Sepertinya yang dimaksud juga khalifah dari penjuru-penjuru negeri kaum
muslimin, dimana sejak masa Daulah ‘Abbasiah mereka tidak lagi bersatu
dalam satu kepemimpinan seorang khalifah untuk semua negeri-negeri islam
…” (Subul As-Salâm, vol 3 hlm 258)
4. Imam Muhammad bin Ali Asy-Syaukani (w. 1250 H), dalam kitabnya As-Sail Al-Jarrâr Al-Mutadaffiq ‘alâ Hadâiq Al-Azhâr:
وأما
بعد انتشار الإسلام واتساع رقعته وتباعد أطرافه فمعلوم أنه قد صار في كل
قطر أو أقطار الولاية إلى إمام أو سلطان … فلا بأس بتعدد الأئمة والسلاطين
ويجب الطاعة لكل واحد منهم بعد البيعة له على أهل القطر الذي ينفذ فيه
أوامره ونواهيه .
“dan sedangkan setelah menyebarnya Islam dan
meluasnya wilayah, serta jauhnya jarak antar ujung wilayahnya, maka
menjadi maklum bahwa pada setiap penjuru terbentuk wilayah kekuasaan
yang dipimpin oleh seorang Imam atau penguasa tententu … maka tidak
apa-apa dengan keberbilangan imam dan penguasa, serta wajib atas
penduduk wilayah tersebut yang menerapkan perintah dan larangannya untuk
taat kepada setiap dari mereka setelah terjadi bai’at.” (As-Sail
Al-Jarrâr Al-Mutadaffiq ‘alâ Hadâiq Al-Azhâr, vol 1 hlm 941)
Jika
dikelompokkan, maka akan tampak jelas bahwa diantara pendapat yang
membolehkan keberbilangan khalifah tidak satupun yang berlandaskan pada
dalil yang jelas yang kuat dari aspek dilâlah-nya. Justru sebaliknya,
terjadi ihmâl terhadap beberapa hadits Nabi saw yang berbicara tentang
wajibnya kekhilafahan yang tunggal.
1. Imam Abu Ishak, Imam Asy-Syaukani dan Imam Ash-Shan’ani.

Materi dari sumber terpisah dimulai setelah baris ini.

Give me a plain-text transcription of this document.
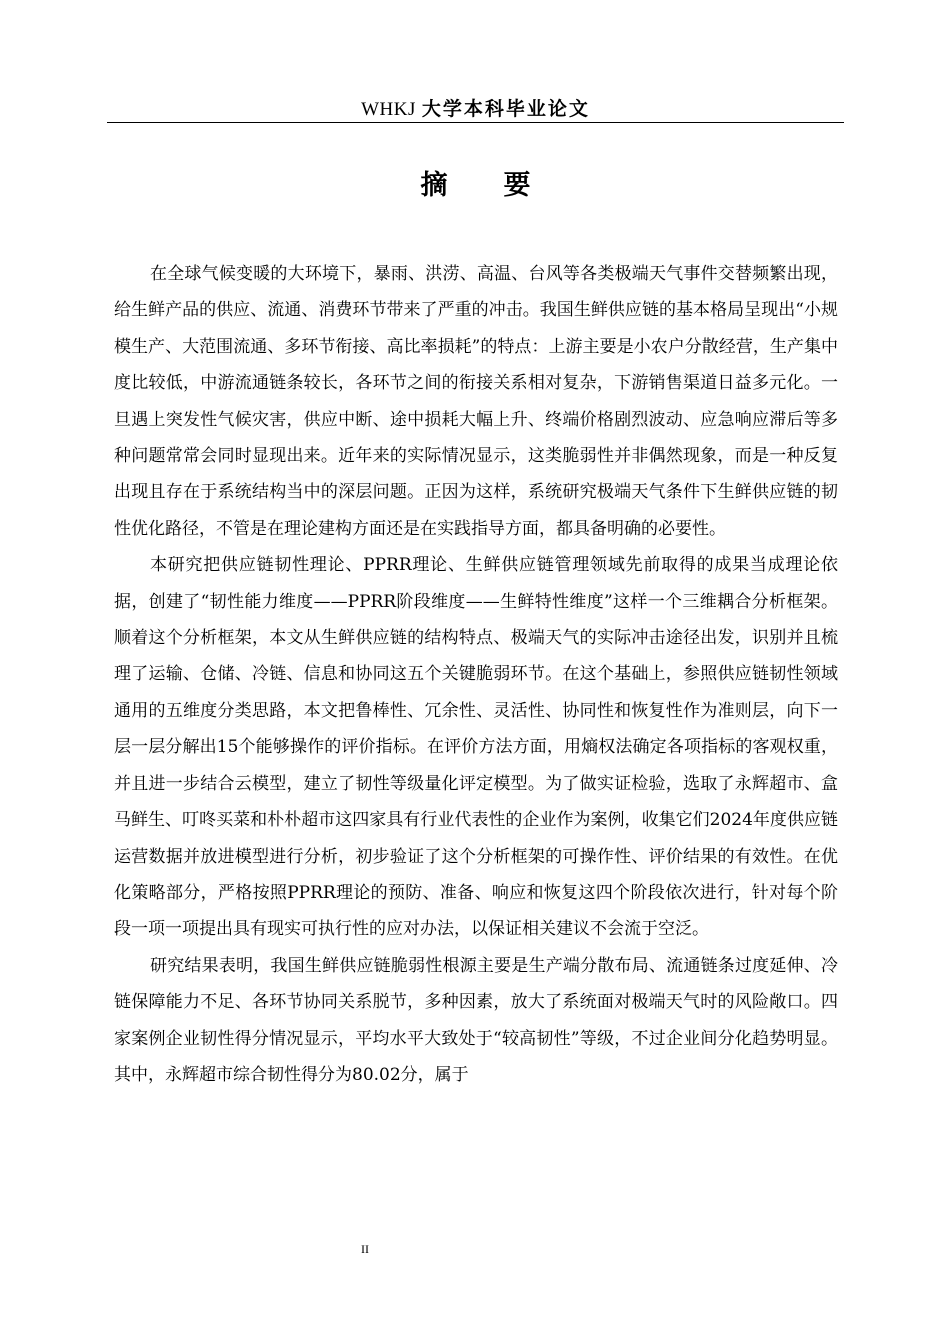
WHKJ 大学本科毕业论文
摘要

在全球气候变暖的大环境下，暴雨、洪涝、高温、台风等各类极端天气事件交替频繁出现，给生鲜产品的供应、流通、消费环节带来了严重的冲击。我国生鲜供应链的基本格局呈现出“小规模生产、大范围流通、多环节衔接、高比率损耗”的特点：上游主要是小农户分散经营，生产集中度比较低，中游流通链条较长，各环节之间的衔接关系相对复杂，下游销售渠道日益多元化。一旦遇上突发性气候灾害，供应中断、途中损耗大幅上升、终端价格剧烈波动、应急响应滞后等多种问题常常会同时显现出来。近年来的实际情况显示，这类脆弱性并非偶然现象，而是一种反复出现且存在于系统结构当中的深层问题。正因为这样，系统研究极端天气条件下生鲜供应链的韧性优化路径，不管是在理论建构方面还是在实践指导方面，都具备明确的必要性。

本研究把供应链韧性理论、PPRR理论、生鲜供应链管理领域先前取得的成果当成理论依据，创建了“韧性能力维度——PPRR阶段维度——生鲜特性维度”这样一个三维耦合分析框架。顺着这个分析框架，本文从生鲜供应链的结构特点、极端天气的实际冲击途径出发，识别并且梳理了运输、仓储、冷链、信息和协同这五个关键脆弱环节。在这个基础上，参照供应链韧性领域通用的五维度分类思路，本文把鲁棒性、冗余性、灵活性、协同性和恢复性作为准则层，向下一层一层分解出15个能够操作的评价指标。在评价方法方面，用熵权法确定各项指标的客观权重，并且进一步结合云模型，建立了韧性等级量化评定模型。为了做实证检验，选取了永辉超市、盒马鲜生、叮咚买菜和朴朴超市这四家具有行业代表性的企业作为案例，收集它们2024年度供应链运营数据并放进模型进行分析，初步验证了这个分析框架的可操作性、评价结果的有效性。在优化策略部分，严格按照PPRR理论的预防、准备、响应和恢复这四个阶段依次进行，针对每个阶段一项一项提出具有现实可执行性的应对办法，以保证相关建议不会流于空泛。

研究结果表明，我国生鲜供应链脆弱性根源主要是生产端分散布局、流通链条过度延伸、冷链保障能力不足、各环节协同关系脱节，多种因素，放大了系统面对极端天气时的风险敞口。四家案例企业韧性得分情况显示，平均水平大致处于“较高韧性”等级，不过企业间分化趋势明显。其中，永辉超市综合韧性得分为80.02分，属于

II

Ketiganya membolehkan keberbilangan khalifah karena alasan jauhnya jarak
atau luasnya wilayah negara Khilafah, yaitu demi agar hak-hak kaum
muslimin dan penerapan hukum Islam tidak terbengkalai.

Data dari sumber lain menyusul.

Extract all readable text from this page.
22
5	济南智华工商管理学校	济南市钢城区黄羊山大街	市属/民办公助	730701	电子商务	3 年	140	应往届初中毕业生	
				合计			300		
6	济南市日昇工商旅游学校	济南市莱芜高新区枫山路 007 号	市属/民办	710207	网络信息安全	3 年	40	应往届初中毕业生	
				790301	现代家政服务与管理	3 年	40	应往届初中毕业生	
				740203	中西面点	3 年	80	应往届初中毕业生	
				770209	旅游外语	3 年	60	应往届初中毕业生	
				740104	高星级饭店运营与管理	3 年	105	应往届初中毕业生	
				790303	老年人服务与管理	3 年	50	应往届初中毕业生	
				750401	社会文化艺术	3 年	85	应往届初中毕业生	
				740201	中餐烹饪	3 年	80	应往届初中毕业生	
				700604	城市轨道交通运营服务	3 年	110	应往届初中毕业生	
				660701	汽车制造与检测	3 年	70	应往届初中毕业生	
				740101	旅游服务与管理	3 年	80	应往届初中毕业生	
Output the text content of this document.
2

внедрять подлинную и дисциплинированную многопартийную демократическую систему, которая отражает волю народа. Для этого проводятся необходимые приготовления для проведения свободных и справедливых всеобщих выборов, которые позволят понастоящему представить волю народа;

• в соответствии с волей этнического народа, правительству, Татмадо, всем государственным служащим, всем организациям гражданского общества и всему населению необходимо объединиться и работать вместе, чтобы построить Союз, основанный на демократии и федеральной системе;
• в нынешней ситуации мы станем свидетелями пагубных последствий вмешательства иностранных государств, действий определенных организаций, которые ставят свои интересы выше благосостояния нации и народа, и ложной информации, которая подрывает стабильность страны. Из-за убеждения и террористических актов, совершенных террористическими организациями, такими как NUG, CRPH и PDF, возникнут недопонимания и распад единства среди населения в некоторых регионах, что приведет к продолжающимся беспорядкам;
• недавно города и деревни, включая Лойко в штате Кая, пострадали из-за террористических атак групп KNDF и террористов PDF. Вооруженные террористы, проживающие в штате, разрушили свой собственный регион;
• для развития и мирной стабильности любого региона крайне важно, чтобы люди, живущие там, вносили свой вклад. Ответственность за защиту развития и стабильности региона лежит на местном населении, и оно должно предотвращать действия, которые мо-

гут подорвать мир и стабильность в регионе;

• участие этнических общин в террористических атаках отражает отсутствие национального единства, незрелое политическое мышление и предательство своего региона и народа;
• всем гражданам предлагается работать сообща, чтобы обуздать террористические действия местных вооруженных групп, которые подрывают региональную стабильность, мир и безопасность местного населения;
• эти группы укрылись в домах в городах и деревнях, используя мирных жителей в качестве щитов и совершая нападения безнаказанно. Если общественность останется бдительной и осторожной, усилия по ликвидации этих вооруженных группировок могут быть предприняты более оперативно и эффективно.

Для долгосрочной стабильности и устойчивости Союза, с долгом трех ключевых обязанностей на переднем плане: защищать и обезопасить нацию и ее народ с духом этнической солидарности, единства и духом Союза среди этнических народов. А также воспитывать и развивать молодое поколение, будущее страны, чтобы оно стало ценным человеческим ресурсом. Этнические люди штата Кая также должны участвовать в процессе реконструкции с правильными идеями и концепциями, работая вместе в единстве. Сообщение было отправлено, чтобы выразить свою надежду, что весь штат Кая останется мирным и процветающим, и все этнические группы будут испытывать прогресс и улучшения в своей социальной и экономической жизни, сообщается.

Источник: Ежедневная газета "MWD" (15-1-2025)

Fakta yang terjadi di masa Kekhilafahan Abbasiyyah tidak bisa
dijadikan landasan hukum dalam membolehkan berbilangnya khalifah, karena
fakta sejarah bukan landasan hukum. Selain bahwasannya keterpecahan
wilayah saat itu bukan terjadi karena alasan jauhnya jarak, melainkan
juga karena perebutan pengaruh dan kekuasaan. Terbukti misalnya
Kekhilafahan Fathimiyyah yang berdiri pada tahun 969 M di Mesir oleh
golongan Syi’ah yang memisahkan diri dari Daulah Abbasiyah, pada
akhirnya di tahun 1171 M, tepatnya di masa Shalahuddin Al-Ayyubi,
dikalahkan dan dilebur kembali ke dalam wilayah kekuasaan Bani
Abbasiyyah (Lihat Shalâhuddîn Al-Ayyûbî wa Juhûuduhu fî Al-Qadhâ’ ‘alâ
Ad-Dawlah Al-Fâthimiyyah wa Tahrîr Bayt Al-Maqdis, vol 1 hlm 383). Hal
itu cukup jelas membuktikan bahwa berdirinya Kekhilafahan Fathimiyyah
bukan karena jauhnya jarak, tapi dikarenakan kebangkitan kaum syi’ah
dalam persaingannya dengan golongan Ahli Sunnah di dunia politik.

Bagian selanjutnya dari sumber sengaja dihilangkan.